MZEE.com: Du hast bisher noch kein Album releast und trotzdem wirken deine einzelnen Singles und EPs wie aus einem Guss, weil die Drum 'n' Bass- und Garage-Elemente alles vereinen. Könntest du dir trotzdem vorstellen, in Zukunft mal in andere Soundwelten einzutauchen?
Hanna Noir: Ich glaube, ich werde bei meinem Muster bleiben. Man verändert sich zwar und deshalb kann es immer sein, dass man irgendwas anders macht. Aber für mein jetziges Lebensgefühl ist es auf jeden Fall Drum 'n' Bass, Jungle und vielleicht noch Grime und Drill. Ich bin ein Gewohnheitsmensch und mag es, mir gute Angewohnheiten anzueignen. Dazu gehört auch, einen Geschmack zu entwickeln. Ähnlich wie bei Freundschaften: Wenn ich jemanden richtig gernhabe, wird die Person mich nicht mehr los. Das ist bei diesem Genre ähnlich – die Musik hat mir in einer dunklen Phase echt geholfen. Seitdem assoziiere ich diesen schnellen Breakbeat mit einer warmen Umarmung. (lacht) Das ist ein hoffnungsvolles Gefühl. Es ist zwar auch nice, sich immer wieder neu zu erfinden. Aber es ist mir wichtiger, dass ich meine Texte auf ein neues Level bringe oder ein Projekt mache, das zusammenhängend ist. Also so was wie ein Album. Zum Beispiel kann ich, weil ich sowieso schon im Drum 'n' Bass verortet bin, Sachen auf Samples ohne Drums machen. Oder in Richtung Spoken Word gehen und mich darauf fokussieren, was ich erzähle. Damit ich die Hörer:innen nicht ständig überfordere. Du kriegst zwar nur diesen einen Sound, aber dafür viele Facetten von mir als Person geliefert.
MZEE.com: Neben deinem Sound weisen spätestens seit 2022 auch deine Visuals auf Social Media und in Musikvideos eine klare Stringenz auf. Alles scheint einer Vision zu folgen – speziell durch die Farbe Weiß und deine Maske. Wie wichtig ist dir diese visuelle Kontextualisierung?

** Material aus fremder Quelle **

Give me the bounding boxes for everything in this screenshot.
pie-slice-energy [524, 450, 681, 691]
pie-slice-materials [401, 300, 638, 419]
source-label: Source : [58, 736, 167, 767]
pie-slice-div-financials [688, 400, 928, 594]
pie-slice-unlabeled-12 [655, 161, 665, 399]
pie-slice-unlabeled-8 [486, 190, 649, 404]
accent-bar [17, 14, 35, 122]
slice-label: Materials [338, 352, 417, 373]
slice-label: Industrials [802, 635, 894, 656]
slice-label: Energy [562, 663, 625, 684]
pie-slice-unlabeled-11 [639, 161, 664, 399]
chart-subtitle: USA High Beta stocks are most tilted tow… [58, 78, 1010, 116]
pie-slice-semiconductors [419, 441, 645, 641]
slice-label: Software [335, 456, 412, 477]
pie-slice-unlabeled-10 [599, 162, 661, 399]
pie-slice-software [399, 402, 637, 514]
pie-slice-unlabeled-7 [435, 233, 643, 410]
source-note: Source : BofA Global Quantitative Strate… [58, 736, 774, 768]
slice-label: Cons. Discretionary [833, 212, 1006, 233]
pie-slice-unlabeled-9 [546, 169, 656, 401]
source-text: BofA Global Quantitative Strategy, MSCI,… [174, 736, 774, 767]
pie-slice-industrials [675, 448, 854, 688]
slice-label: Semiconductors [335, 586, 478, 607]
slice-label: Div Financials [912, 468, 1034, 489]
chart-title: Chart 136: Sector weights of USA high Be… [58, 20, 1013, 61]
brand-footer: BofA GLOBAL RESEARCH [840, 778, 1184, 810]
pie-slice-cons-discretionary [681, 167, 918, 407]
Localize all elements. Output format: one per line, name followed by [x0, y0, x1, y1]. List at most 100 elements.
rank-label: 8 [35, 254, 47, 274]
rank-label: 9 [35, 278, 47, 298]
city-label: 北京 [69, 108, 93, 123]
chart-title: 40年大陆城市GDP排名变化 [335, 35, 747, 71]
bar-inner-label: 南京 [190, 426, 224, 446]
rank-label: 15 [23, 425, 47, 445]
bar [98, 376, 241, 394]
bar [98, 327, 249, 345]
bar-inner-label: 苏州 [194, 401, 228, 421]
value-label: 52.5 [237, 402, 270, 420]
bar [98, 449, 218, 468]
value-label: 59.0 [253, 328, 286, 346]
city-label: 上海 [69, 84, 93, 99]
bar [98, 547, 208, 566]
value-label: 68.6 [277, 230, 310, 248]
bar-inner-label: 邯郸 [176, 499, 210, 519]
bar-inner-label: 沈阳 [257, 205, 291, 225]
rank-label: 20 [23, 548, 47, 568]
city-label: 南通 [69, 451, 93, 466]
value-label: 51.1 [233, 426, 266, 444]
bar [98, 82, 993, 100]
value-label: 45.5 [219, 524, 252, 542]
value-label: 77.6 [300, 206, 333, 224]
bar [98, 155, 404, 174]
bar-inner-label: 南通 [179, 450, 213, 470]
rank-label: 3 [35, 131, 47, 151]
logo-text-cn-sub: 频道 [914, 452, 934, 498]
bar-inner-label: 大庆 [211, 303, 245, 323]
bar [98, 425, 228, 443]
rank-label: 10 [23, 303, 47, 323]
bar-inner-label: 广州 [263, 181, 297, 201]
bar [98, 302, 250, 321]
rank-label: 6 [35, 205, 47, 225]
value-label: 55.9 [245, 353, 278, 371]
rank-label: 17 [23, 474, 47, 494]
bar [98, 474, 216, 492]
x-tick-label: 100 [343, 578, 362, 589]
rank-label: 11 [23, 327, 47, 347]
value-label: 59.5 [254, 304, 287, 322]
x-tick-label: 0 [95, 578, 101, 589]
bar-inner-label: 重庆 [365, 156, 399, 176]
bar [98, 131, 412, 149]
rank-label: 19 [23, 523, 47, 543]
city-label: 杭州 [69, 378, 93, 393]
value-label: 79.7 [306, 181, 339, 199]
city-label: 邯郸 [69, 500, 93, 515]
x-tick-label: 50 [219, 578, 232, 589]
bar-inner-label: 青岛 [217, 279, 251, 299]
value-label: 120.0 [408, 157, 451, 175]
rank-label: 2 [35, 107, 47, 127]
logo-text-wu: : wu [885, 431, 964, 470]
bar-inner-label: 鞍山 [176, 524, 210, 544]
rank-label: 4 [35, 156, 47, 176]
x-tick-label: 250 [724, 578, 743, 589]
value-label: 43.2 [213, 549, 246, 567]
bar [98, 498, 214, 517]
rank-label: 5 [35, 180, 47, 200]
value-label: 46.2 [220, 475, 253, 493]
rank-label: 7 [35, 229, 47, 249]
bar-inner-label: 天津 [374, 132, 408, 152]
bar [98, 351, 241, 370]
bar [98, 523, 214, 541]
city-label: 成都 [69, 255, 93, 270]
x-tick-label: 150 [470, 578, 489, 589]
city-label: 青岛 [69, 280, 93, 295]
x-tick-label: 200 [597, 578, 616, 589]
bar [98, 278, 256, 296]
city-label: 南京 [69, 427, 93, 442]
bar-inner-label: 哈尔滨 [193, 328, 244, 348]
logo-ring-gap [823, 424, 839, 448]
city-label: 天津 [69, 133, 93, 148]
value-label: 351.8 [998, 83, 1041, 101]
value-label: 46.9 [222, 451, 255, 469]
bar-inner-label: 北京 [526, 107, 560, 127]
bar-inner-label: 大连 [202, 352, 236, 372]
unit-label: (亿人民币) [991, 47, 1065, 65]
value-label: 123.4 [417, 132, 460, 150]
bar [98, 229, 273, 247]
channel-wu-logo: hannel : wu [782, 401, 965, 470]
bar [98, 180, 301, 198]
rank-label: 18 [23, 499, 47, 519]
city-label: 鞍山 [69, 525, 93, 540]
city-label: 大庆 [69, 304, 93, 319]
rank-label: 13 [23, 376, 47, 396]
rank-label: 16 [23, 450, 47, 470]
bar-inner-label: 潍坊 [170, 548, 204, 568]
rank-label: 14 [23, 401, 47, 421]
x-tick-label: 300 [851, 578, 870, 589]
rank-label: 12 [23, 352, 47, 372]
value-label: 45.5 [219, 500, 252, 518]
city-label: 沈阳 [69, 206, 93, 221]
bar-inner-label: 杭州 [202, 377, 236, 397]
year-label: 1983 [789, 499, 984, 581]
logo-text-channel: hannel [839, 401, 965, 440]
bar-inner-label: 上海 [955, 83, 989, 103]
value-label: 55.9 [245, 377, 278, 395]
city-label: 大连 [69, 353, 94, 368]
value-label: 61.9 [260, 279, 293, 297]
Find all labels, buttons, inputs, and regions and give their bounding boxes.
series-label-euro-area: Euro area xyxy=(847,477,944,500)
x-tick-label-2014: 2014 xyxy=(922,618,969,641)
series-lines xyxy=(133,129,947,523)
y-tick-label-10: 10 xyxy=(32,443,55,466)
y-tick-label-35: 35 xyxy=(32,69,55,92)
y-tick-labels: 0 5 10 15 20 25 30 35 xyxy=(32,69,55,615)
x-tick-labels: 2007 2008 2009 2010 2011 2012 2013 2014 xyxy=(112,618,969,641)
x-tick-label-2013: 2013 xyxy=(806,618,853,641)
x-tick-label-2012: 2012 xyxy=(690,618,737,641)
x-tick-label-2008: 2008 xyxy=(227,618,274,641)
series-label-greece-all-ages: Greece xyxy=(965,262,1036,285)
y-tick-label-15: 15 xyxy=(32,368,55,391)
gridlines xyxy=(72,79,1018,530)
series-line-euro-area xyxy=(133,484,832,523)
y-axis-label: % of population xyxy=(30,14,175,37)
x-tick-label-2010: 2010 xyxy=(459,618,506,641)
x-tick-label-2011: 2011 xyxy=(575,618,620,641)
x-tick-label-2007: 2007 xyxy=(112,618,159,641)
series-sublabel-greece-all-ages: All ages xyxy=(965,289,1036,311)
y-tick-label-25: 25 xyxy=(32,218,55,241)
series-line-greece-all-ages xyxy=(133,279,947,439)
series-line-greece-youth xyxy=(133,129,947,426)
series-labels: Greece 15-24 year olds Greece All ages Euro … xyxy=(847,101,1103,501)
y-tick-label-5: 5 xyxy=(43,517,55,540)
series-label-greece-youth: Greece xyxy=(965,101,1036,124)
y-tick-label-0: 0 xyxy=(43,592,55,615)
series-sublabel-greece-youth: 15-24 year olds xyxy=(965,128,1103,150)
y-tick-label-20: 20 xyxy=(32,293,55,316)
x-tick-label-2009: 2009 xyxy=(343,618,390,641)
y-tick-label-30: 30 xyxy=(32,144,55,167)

Hanna Noir: Gerade wenn du independent bist, sollte die Wirkung nach außen so professionell wie möglich sein. Dazu gehört eine Ästhetik, eine eigene Marke und eine Möglichkeit, die Texte und Beats auf dem besten Weg an die Leute zu bringen. Ich finde, dass Künstler:innen zum Rest ihrer Kunst passen müssen. Wenn ich zum Beispiel nur traurige Songs hätte, aber voll auf eine Partyästhetik gehen würde, würde mich das durcheinanderbringen. Ich möchte diese Ruhe und dieses Hoffnungsvolle auch in Bildern haben. Diese Umarmung, von der ich eben gesprochen habe, hat auch bestimmte Farben: sanfte Blautöne, ein bisschen glowy und auf jeden Fall Weiß. Ich weiß mittlerweile lange vor Veröffentlichungen, wie das ungefähr später aussehen wird. Wenn du dann mit Leuten arbeitest, die Visuals für dich machen, musst du nicht mehr die Welt erklären. Sondern du kannst immer mehr Ideen einbringen, die trotzdem gut zusammenpassen. Das ist ein langer Prozess gewesen, aber ich habe jetzt einen Art Director, der spricht mit mir Sachen durch und ist quasi mein zweites Gehirn. Das ist Lukas Hertlein aus Berlin, ein ganz krasser visueller Kopf.
MZEE.com: Beim Blick auf deine Diskographie fällt auf, dass Themen wie Einsamkeit, Selfcare und der Kampf gegen Sexismus immer wieder auftauchen. Zum Abschlusss würde ich gerne wissen, was dir hilft – abseits von deiner Musik – mit diesen Themen umzugehen?
Hanna Noir: Das sind hauptsächlich Gespräche, gerade bei dem jetzigen politischen Geschehen. Auch wenn es superbedrückend ist, will ich nie das Gefühl der Machtlosigkeit haben. Wenn man Gesprächspartner:innen hat, mit denen man über Sachen reden kann, die einen gerade sehr krass beschäftigen, löst das diesen Weltschmerz etwas auf. Ich will aber auch nicht in 20 Jahren das Gefühl haben, nichts getan zu haben und Deutschland scheißt völlig ab. Ich finde es sauschwierig und benutze dann meine Musik dafür, meine Gedanken an die Leute zu bringen. Ich hoffe, dass meine Lyrics richtig verstanden werden und ich vielleicht irgendwen kurz zum Nachdenken bringen kann. Ich hoffe auch, dass es nicht zu plakativ rüberkommt, denn es soll auch Leute, die "anders" denken, dazu bringen, noch mal darüber nachzudenken … oder wenigstens für einen Moment von: "Okay, vielleicht hat sie doch Recht" sorgen. Diese Saat möchte ich gerne säen. Aber es ist superschwierig, damit umzugehen, wenn man nicht genau weiß, wie es ankommt. Dafür habe ich dann meine Leute, die da noch mal drüberhören und mir glücklicherweise ehrliches Feedback geben. Ohne Kommunikation funktioniert wenig. Ich glaube, das funktioniert hauptsächlich, weil man sich sehr viel austauscht.